Le besoin de confronter sa pratique et de disséminer son travail à l’extérieur de l’Abitibi survient assez rapidement pour les artistes. L’Écart les appuie dans ces démarches, dont le succès passe par la richesse de son réseau. Le centre d’artistes a récemment fait un échange de programmation avec le Centre Bang, à Chicoutimi, avec qui il partage beaucoup d’affinités sur le plan de la programmation. Chaque organisation a laissé à l’autre carte blanche pour présenter une exposition de quatre artistes de sa région respective, avec des échos positifs des deux côtés. «On vise tout le temps Montréal, mais en même temps, on pourrait circuler tout simplement sur le territoire, l’expérience est là, souligne Geneviève. Si on veut vraiment profiter de toutes les ressources d’un Québec fort, il faudrait que nous, les artistes, on soit un peu mieux dispatchés pour vraiment créer notre propre circuit.»

Ellemetue durant la Biennale d’art performatif de 2016

Le double statut de travailleurs culturels et d’artistes de Geneviève et Matthieu leur sourit: grâce à leur pratique, ils sont appelés à participer à des festivals nationaux et internationaux et créent ainsi des liens durables avec d’autres artistes et organisations. Ce réseautage informel profite donc à L’Écart et à sa Biennale d’art performatif de Rouyn-Noranda, dont Geneviève et Matthieu sont les directeurs artistiques. Cette année, grâce à une nouvelle collaboration avec le Festival Actoral, un événement marseillais qui tient également une biennale à l’Usine C à Montréal, l’artiste originaire de Rouyn-Noranda Antoine Charbonneau-Demers présentera son travail dans les trois villes, une belle réussite pour les deux directeurs artistiques. «De soutenir un artiste qui vient de Rouyn, c’est aussi de voir qu’il y a une place ici, qu’on peut y être artiste et s’y développer, que ce n’est pas un échec que d’y être, remarque Geneviève. Pour nous, c’est important.»

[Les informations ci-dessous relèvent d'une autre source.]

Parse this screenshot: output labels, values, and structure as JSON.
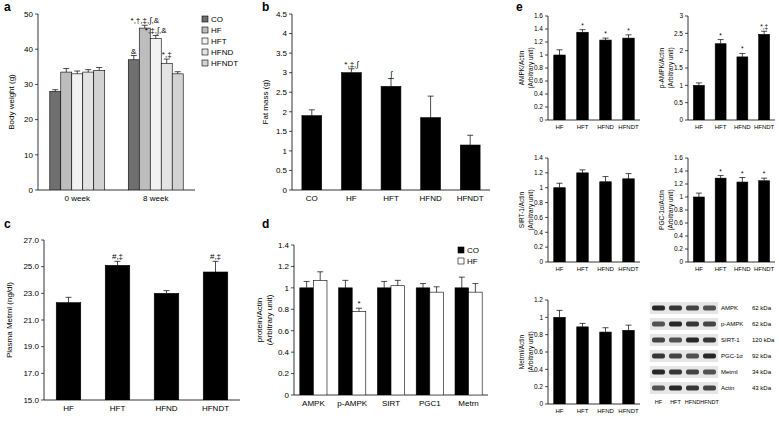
{
  "chart_data": [
    {
      "type": "bar",
      "title": "a",
      "y_label": [
        "Body weight (g)"
      ],
      "categories": [
        "0 week",
        "8 week"
      ],
      "ylim": [
        0,
        50
      ],
      "yticks": [
        0,
        10,
        20,
        30,
        40,
        50
      ],
      "grid": false,
      "legend": "upper right",
      "series": [
        {
          "name": "CO",
          "color": "#6f6f6f",
          "values": [
            28,
            37
          ],
          "errors": [
            0.5,
            1.2
          ],
          "annotations": [
            null,
            "&"
          ]
        },
        {
          "name": "HF",
          "color": "#bdbdbd",
          "values": [
            33.5,
            46
          ],
          "errors": [
            1,
            0.8
          ],
          "annotations": [
            null,
            "*,†,‡,∫,&"
          ]
        },
        {
          "name": "HFT",
          "color": "#f2f2f2",
          "values": [
            33,
            43
          ],
          "errors": [
            0.8,
            0.9
          ],
          "annotations": [
            null,
            "*,‡,∫,&"
          ]
        },
        {
          "name": "HFND",
          "color": "#e3e3e3",
          "values": [
            33.5,
            36
          ],
          "errors": [
            0.7,
            1.2
          ],
          "annotations": [
            null,
            "*,‡"
          ]
        },
        {
          "name": "HFNDT",
          "color": "#d2d2d2",
          "values": [
            34,
            33
          ],
          "errors": [
            0.8,
            0.6
          ],
          "annotations": [
            null,
            null
          ]
        }
      ]
    },
    {
      "type": "bar",
      "title": "b",
      "y_label": [
        "Fat mass (g)"
      ],
      "categories": [
        "CO",
        "HF",
        "HFT",
        "HFND",
        "HFNDT"
      ],
      "ylim": [
        0,
        4.5
      ],
      "yticks": [
        0,
        0.5,
        1,
        1.5,
        2,
        2.5,
        3,
        3.5,
        4,
        4.5
      ],
      "grid": false,
      "color": "#000000",
      "values": [
        1.9,
        3,
        2.65,
        1.85,
        1.15
      ],
      "errors": [
        0.15,
        0.1,
        0.2,
        0.55,
        0.25
      ],
      "annotations": [
        null,
        "*,‡,∫",
        "∫",
        null,
        null
      ]
    },
    {
      "type": "bar",
      "title": "c",
      "y_label": [
        "Plasma Metrnl (ng/dl)"
      ],
      "categories": [
        "HF",
        "HFT",
        "HFND",
        "HFNDT"
      ],
      "ylim": [
        15,
        27
      ],
      "yticks": [
        {
          "value": 15,
          "label": "15.0"
        },
        {
          "value": 17,
          "label": "17.0"
        },
        {
          "value": 19,
          "label": "19.0"
        },
        {
          "value": 21,
          "label": "21.0"
        },
        {
          "value": 23,
          "label": "23.0"
        },
        {
          "value": 25,
          "label": "25.0"
        },
        {
          "value": 27,
          "label": "27.0"
        }
      ],
      "grid": false,
      "color": "#000000",
      "values": [
        22.3,
        25.1,
        23,
        24.6
      ],
      "errors": [
        0.4,
        0.3,
        0.2,
        0.8
      ],
      "annotations": [
        null,
        "#,‡",
        null,
        "#,‡"
      ]
    },
    {
      "type": "bar",
      "title": "d",
      "y_label": [
        "protein/Actin",
        "(Arbitrary unit)"
      ],
      "categories": [
        "AMPK",
        "p-AMPK",
        "SIRT",
        "PGC1",
        "Metrn"
      ],
      "ylim": [
        0,
        1.4
      ],
      "yticks": [
        0,
        0.2,
        0.4,
        0.6,
        0.8,
        1,
        1.2,
        1.4
      ],
      "grid": false,
      "legend": "upper right",
      "series": [
        {
          "name": "CO",
          "color": "#000000",
          "values": [
            1,
            1,
            1,
            1,
            1
          ],
          "errors": [
            0.06,
            0.07,
            0.06,
            0.04,
            0.1
          ],
          "annotations": [
            null,
            null,
            null,
            null,
            null
          ]
        },
        {
          "name": "HF",
          "color": "#ffffff",
          "values": [
            1.07,
            0.78,
            1.02,
            0.96,
            0.96
          ],
          "errors": [
            0.08,
            0.03,
            0.05,
            0.05,
            0.08
          ],
          "annotations": [
            null,
            "*",
            null,
            null,
            null
          ]
        }
      ]
    },
    {
      "type": "bar",
      "title": "e",
      "y_label": [
        "AMPK/Actin",
        "(Arbitrary unit)"
      ],
      "categories": [
        "HF",
        "HFT",
        "HFND",
        "HFNDT"
      ],
      "ylim": [
        0,
        1.6
      ],
      "yticks": [
        0,
        0.2,
        0.4,
        0.6,
        0.8,
        1,
        1.2,
        1.4,
        1.6
      ],
      "grid": false,
      "color": "#000000",
      "values": [
        1,
        1.35,
        1.23,
        1.26
      ],
      "errors": [
        0.08,
        0.04,
        0.03,
        0.05
      ],
      "annotations": [
        null,
        "*",
        "*",
        "*"
      ]
    },
    {
      "type": "bar",
      "y_label": [
        "p-AMPK/Actin",
        "(Arbitrary unit)"
      ],
      "categories": [
        "HF",
        "HFT",
        "HFND",
        "HFNDT"
      ],
      "ylim": [
        0,
        3
      ],
      "yticks": [
        0,
        0.5,
        1,
        1.5,
        2,
        2.5,
        3
      ],
      "grid": false,
      "color": "#000000",
      "values": [
        1,
        2.2,
        1.82,
        2.47
      ],
      "errors": [
        0.07,
        0.12,
        0.1,
        0.09
      ],
      "annotations": [
        null,
        "*",
        "*",
        "*,‡"
      ]
    },
    {
      "type": "bar",
      "y_label": [
        "SIRT-1/Actin",
        "(Arbitrary unit)"
      ],
      "categories": [
        "HF",
        "HFT",
        "HFND",
        "HFNDT"
      ],
      "ylim": [
        0,
        1.4
      ],
      "yticks": [
        0,
        0.2,
        0.4,
        0.6,
        0.8,
        1,
        1.2,
        1.4
      ],
      "grid": false,
      "color": "#000000",
      "values": [
        1,
        1.2,
        1.08,
        1.12
      ],
      "errors": [
        0.06,
        0.04,
        0.07,
        0.07
      ],
      "annotations": [
        null,
        null,
        null,
        null
      ]
    },
    {
      "type": "bar",
      "y_label": [
        "PGC-1α/Actin",
        "(Arbitrary unit)"
      ],
      "categories": [
        "HF",
        "HFT",
        "HFND",
        "HFNDT"
      ],
      "ylim": [
        0,
        1.6
      ],
      "yticks": [
        0,
        0.2,
        0.4,
        0.6,
        0.8,
        1,
        1.2,
        1.4,
        1.6
      ],
      "grid": false,
      "color": "#000000",
      "values": [
        1,
        1.29,
        1.23,
        1.25
      ],
      "errors": [
        0.06,
        0.04,
        0.07,
        0.04
      ],
      "annotations": [
        null,
        "*",
        "*",
        "*"
      ]
    },
    {
      "type": "bar",
      "y_label": [
        "Metrnl/Actin",
        "(Arbitrary unit)"
      ],
      "categories": [
        "HF",
        "HFT",
        "HFND",
        "HFNDT"
      ],
      "ylim": [
        0,
        1.2
      ],
      "yticks": [
        0,
        0.2,
        0.4,
        0.6,
        0.8,
        1,
        1.2
      ],
      "grid": false,
      "color": "#000000",
      "values": [
        1,
        0.89,
        0.83,
        0.85
      ],
      "errors": [
        0.08,
        0.04,
        0.05,
        0.06
      ],
      "annotations": [
        null,
        null,
        null,
        null
      ]
    }
  ],
  "blot": {
    "rows": [
      {
        "label": "AMPK",
        "size": "62 kDa"
      },
      {
        "label": "p-AMPK",
        "size": "62 kDa"
      },
      {
        "label": "SIRT-1",
        "size": "120 kDa"
      },
      {
        "label": "PGC-1α",
        "size": "92 kDa"
      },
      {
        "label": "Metrnl",
        "size": "34 kDa"
      },
      {
        "label": "Actin",
        "size": "43 kDa"
      }
    ],
    "lanes": [
      "HF",
      "HFT",
      "HFND",
      "HFNDT"
    ]
  }
}
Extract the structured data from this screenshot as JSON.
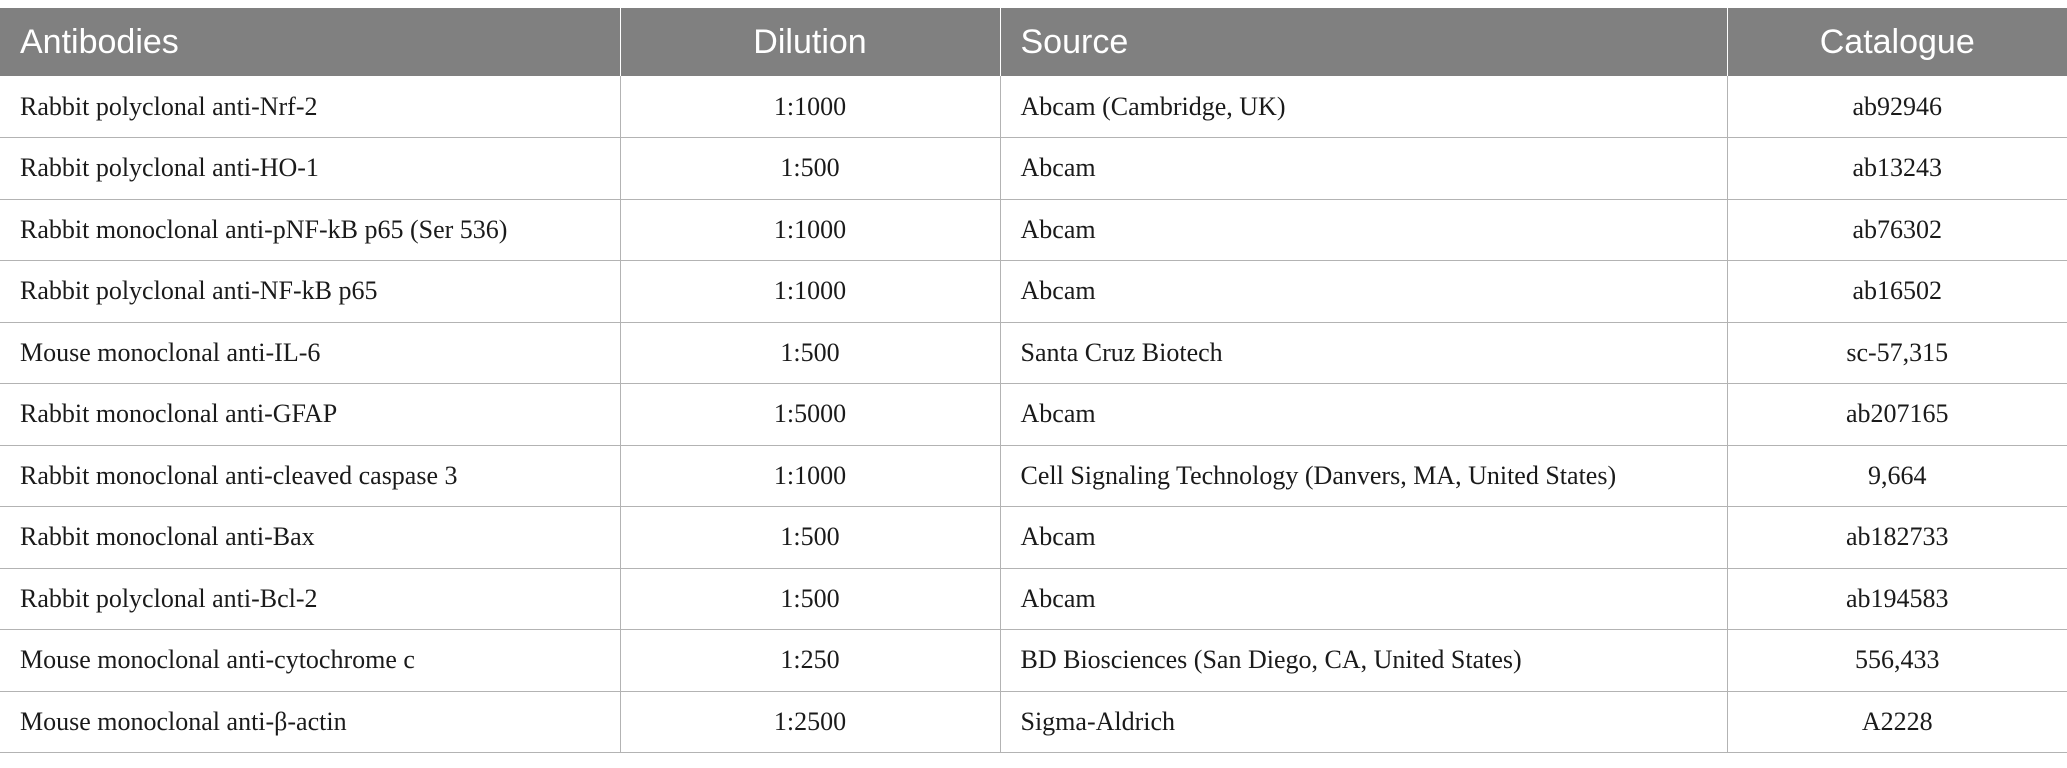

Le grand défi de la rétention

Alors qu’une grande proportion de jeunes adultes décident d’aller étudier hors de l’Abitibi pour ne pas nécessairement y revenir, la plus grande difficulté pour L’Écart réside dans la relève. «C’est vraiment ce qui nous limite, résume la chargée de projets, qui elle-même n’aurait jamais pensé revenir s’établir à Rouyn avant de tomber amoureuse de Matthieu. La pénurie de main-d’œuvre spécialisée s’étend à l’ensemble de la région, et les arts visuels n’y échappent pas. Pour le centre d’artistes, le besoin est double: d’une part, l’équipe actuelle aimerait intégrer la nouvelle génération pour éventuellement lui passer le flambeau. D’autre part, comme le centre dédie une part importante de sa programmation aux jeunes créateurs, entretenir des liens avec les artistes en début de carrière joue un rôle d’autant plus vital.

Annie Paulhus Gosselin, Je suis désemparée, s.v.p. communiquez avec moi, 2017

Malgré cet enjeu, L’Écart garde le cap sur sa mission de créer un milieu propice à l’art actuel dans le terreau particulier de l’Abitibi-Témiscamingue. Pour les prochaines années, Matthieu croit au mot d’ordre «Qui ne risque rien n’a rien». Pour prospérer «comme artiste, il faut que tu investisses dans ta pratique», autant en temps qu’en ressources matérielles et financières. «On est peut-être rendu là à L’Écart: on fonce ou on ralentit. Il faut qu’on fonce.»